この石柱には、「元禄十丁丑九月吉日願主敬建」とも書かれており、みさき道に今魚町によって建立された五十本の標柱とは、年代も百年ほど古く、今から三百年ほど前のものです。
長崎野母間の定期船は明治16年に三山汽船(本社時津港)により、一日二便が運航されていますが、それ以前にもなんらかの船便があったようです。長崎遊学中の医学生関寛斎は、文久元年(1861)4月3日みさき道を歩いて観音寺を訪れた翌日、野母に行き、「船場に至り問ふに北風強きに由て向ひ風なる故出船なしと、」と記しています。
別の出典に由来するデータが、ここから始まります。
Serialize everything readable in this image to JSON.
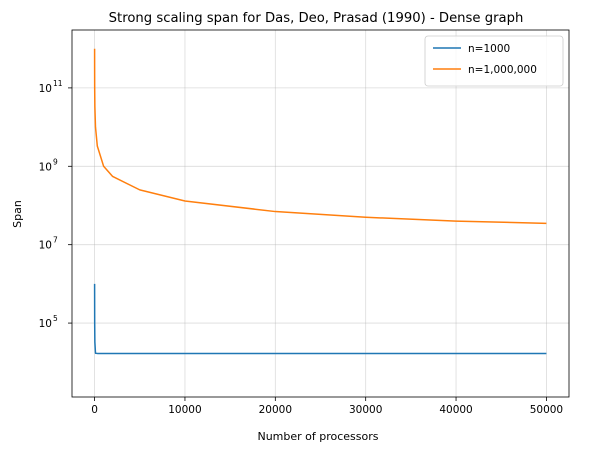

漂白の俳人山頭火も、昭和七年二月七日に観音寺を訪れていますが海路だったようです。その前に滞在した長崎の俳友宅は、大浦の酒屋さんで、酒好きの山頭火にとっては、どんなにありがたかったのではないでしょうか。「人のなさけが身にしみる 火鉢をなでる」という句を残しています。「まえにうしろに海の見える 草に寝そべる」は、脇岬の砂丘での句です。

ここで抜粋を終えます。